We talk a great deal about the incredible value and importance of learning your donors’ passions and interests, and then connecting that with the work of your mission in meaningful ways. In doing so, you move from a transactional giving mindset, where your focus is on “getting the money,” to a more authentic relationship. Building authentic relationships helps bring the donor into your community. In that community, they are learning more deeply about the problem and the impact that their giving is making. As a result, they feel more invested, connected, and in community.
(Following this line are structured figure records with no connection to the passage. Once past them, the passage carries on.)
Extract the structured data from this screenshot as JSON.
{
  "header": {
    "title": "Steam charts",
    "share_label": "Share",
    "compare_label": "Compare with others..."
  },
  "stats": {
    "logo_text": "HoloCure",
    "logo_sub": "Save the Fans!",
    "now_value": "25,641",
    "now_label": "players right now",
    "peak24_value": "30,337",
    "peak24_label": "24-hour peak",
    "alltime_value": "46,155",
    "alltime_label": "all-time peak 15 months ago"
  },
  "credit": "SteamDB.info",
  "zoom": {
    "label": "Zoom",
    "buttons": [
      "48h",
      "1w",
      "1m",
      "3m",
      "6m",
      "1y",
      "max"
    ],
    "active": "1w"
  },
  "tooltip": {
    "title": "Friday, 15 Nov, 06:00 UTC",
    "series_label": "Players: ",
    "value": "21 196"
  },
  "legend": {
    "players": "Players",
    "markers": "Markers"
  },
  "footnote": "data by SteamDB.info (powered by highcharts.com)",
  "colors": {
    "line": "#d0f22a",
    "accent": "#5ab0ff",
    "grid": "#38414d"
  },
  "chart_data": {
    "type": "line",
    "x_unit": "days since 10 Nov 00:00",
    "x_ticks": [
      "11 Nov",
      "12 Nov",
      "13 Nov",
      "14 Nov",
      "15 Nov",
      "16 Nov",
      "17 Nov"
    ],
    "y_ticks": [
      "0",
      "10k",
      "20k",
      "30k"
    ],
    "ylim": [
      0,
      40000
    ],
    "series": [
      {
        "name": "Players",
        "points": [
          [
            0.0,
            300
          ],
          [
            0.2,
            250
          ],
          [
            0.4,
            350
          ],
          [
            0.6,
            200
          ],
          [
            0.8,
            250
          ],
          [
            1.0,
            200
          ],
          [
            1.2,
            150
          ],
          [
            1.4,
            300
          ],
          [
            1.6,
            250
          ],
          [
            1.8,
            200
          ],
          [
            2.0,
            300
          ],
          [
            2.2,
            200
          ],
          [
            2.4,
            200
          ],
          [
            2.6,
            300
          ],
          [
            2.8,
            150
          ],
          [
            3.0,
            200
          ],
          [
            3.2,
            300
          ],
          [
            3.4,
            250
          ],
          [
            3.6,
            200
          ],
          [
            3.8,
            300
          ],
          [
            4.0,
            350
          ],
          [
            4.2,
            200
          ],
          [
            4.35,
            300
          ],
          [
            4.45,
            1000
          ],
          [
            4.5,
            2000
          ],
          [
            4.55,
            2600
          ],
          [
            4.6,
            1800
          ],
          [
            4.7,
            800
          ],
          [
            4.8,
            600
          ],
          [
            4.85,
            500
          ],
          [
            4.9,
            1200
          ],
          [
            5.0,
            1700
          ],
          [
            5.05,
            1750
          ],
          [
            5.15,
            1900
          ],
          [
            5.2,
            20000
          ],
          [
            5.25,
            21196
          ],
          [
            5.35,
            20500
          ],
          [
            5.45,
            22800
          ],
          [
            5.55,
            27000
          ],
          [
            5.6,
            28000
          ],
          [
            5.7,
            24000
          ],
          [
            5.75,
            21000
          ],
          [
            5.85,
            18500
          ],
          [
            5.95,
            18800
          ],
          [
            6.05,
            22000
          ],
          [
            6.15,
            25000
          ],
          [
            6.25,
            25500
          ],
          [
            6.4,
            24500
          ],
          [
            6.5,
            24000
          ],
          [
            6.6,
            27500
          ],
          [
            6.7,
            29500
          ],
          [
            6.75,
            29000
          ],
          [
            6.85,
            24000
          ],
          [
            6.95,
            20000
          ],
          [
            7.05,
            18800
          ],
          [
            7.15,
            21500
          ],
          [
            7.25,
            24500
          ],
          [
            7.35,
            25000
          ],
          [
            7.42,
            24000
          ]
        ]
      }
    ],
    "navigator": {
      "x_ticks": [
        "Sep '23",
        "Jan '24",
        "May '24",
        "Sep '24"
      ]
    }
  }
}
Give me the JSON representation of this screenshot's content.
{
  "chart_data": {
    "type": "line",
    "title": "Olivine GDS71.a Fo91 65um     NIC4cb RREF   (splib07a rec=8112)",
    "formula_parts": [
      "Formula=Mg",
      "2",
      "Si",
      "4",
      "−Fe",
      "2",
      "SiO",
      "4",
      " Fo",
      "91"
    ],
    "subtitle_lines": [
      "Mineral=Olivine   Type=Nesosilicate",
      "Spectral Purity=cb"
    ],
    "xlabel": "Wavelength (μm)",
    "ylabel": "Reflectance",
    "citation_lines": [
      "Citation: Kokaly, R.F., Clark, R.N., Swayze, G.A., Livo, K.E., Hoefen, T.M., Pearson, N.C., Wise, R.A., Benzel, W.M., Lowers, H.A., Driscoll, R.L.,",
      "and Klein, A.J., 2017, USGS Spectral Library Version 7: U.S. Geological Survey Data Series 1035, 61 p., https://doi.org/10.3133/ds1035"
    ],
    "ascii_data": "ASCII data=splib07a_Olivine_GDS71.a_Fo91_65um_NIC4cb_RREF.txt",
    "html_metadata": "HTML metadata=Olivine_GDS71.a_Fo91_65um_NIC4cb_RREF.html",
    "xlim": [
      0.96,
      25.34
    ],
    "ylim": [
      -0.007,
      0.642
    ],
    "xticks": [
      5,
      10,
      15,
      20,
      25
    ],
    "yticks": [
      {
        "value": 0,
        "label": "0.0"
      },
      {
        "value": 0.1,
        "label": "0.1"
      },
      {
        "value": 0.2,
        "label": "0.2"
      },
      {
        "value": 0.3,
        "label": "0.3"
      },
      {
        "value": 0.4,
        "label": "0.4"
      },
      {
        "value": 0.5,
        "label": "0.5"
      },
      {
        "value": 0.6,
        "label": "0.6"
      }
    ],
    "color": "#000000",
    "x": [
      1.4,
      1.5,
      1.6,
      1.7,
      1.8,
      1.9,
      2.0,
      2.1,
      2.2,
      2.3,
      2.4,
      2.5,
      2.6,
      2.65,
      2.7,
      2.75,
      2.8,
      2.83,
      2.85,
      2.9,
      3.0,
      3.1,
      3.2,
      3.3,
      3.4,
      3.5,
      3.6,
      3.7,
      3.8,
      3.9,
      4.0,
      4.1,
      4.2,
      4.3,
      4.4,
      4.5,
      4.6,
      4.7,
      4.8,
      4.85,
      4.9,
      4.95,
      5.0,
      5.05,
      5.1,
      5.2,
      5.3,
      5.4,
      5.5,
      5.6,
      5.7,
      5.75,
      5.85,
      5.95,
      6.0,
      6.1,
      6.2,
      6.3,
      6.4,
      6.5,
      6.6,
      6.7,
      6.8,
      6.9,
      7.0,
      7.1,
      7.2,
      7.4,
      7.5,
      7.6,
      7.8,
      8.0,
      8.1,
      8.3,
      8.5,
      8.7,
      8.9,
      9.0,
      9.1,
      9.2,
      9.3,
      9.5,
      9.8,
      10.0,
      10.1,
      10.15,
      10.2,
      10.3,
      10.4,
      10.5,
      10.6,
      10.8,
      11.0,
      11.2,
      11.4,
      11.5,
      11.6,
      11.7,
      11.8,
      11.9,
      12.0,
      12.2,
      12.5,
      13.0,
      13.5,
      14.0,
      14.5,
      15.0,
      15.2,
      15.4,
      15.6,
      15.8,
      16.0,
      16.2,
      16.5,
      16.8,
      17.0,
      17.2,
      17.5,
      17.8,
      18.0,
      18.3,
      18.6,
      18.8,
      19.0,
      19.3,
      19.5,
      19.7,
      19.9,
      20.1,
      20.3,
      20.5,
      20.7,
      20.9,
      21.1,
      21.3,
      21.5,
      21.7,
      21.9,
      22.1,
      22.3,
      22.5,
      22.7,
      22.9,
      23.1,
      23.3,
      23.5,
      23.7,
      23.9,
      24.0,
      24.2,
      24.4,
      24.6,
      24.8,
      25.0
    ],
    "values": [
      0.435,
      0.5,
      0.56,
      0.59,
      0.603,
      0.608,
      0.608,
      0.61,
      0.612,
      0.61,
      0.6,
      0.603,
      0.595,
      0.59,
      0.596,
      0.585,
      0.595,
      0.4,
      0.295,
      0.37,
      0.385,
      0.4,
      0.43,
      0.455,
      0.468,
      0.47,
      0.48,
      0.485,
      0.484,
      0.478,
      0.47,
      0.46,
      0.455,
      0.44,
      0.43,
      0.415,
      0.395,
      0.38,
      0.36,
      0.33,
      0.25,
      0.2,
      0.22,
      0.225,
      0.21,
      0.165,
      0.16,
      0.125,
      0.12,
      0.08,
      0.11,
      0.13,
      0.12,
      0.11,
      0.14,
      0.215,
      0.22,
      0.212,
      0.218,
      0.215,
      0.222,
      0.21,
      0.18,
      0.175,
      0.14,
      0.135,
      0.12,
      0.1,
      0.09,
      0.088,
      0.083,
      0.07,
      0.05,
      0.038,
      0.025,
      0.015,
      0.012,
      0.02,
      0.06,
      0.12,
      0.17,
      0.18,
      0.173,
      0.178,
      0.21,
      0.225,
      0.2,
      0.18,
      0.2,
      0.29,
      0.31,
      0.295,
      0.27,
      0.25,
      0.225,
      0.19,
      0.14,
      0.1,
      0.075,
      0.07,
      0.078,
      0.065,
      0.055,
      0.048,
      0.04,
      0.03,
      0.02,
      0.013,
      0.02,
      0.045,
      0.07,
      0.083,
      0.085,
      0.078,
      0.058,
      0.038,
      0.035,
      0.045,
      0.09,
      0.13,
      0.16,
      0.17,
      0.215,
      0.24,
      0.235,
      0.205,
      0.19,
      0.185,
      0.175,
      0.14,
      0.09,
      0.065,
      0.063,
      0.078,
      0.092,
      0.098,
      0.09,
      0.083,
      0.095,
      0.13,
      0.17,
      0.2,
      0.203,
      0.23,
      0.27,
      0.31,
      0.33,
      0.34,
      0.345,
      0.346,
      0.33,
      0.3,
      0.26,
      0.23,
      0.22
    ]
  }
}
Back when I was a fundraiser, I would often ask donors about the reason that they gave. They would say something like, “I just love you all” or “I trust what you do,” and I didn’t know what to ask or say next to learn more. It takes some skill development in using permission-based asking to develop your curiosity and build and practice open-ended questions that help you dive deeper with donors.

But I also think a core piece of this is to be clear on your own passions and interests. Have you ever given yourself the time and attention to get clear on what you care most deeply about and why? For instance, do you know what breaks your heart and what you want to change in this world?

Here’s why: knowing your own passion and why you’re committed to the work your organization does will help you be more effective with donors.

So let’s take a moment to do an exercise and explore what you’re passionate about. It may not be the mission of the organization you work with at the moment. That is OK. Certainly, there is value in exploring what this is for you and where that passion comes from.

If you prefer processing on your own, get out a journal and answer these questions. If you do better talking things through with someone, ask a friend or colleague to process this with you.

  • What is it you care most deeply about and want to change in the world?
  • What is it about that problem that breaks your heart or makes you the angriest?
  • Why is this particular mission important to you?
  • Is there something that you, or those you love, have experienced that connects you to this mission?
  • If you were a donor giving to this mission, what would you want to know about the impact you are having? What ways would you want that fundraiser to follow up with you?
  • Have you ever had a meaningful conversation with a non-profit that you give to or volunteer with about why you care?

If you are not clear on your passion, or maybe you have so many that it’s hard for you to clarify which one(s) are most important to you, work through these questions. Likewise, this can be done on your own or in conversation:

  • When you were a kid, what did you care about? What experiences did you have, or see others have, that motivated you to create change in the world?
  • What has brought you great joy and great sorrow in your life?
  • What problem(s) in the world make you angry or break your heart?
  • What can you talk about for hours? Love reading about? Watch documentaries about? Or maybe avoid all together because it breaks your heart so deeply?
  • Take inventory of your values. List five key values you have. What missions of non-profits align or interact with those values?
  • If you were given one wish for one thing you could change in the world, what would it be?

What did you discover about yourself? Was it easy to define and clarify your motivations behind your passion, or was it confusing? Did you experience emotional resistance, or were you able to connect with your emotions?

Exploring your own passions and interests can be a powerful tool in learning how to ask your donors questions that will help you discover more about what they love. I hope this exercise inspires you to embrace those things you care about most deeply and that you’ll bring this learning to your next donor conversation.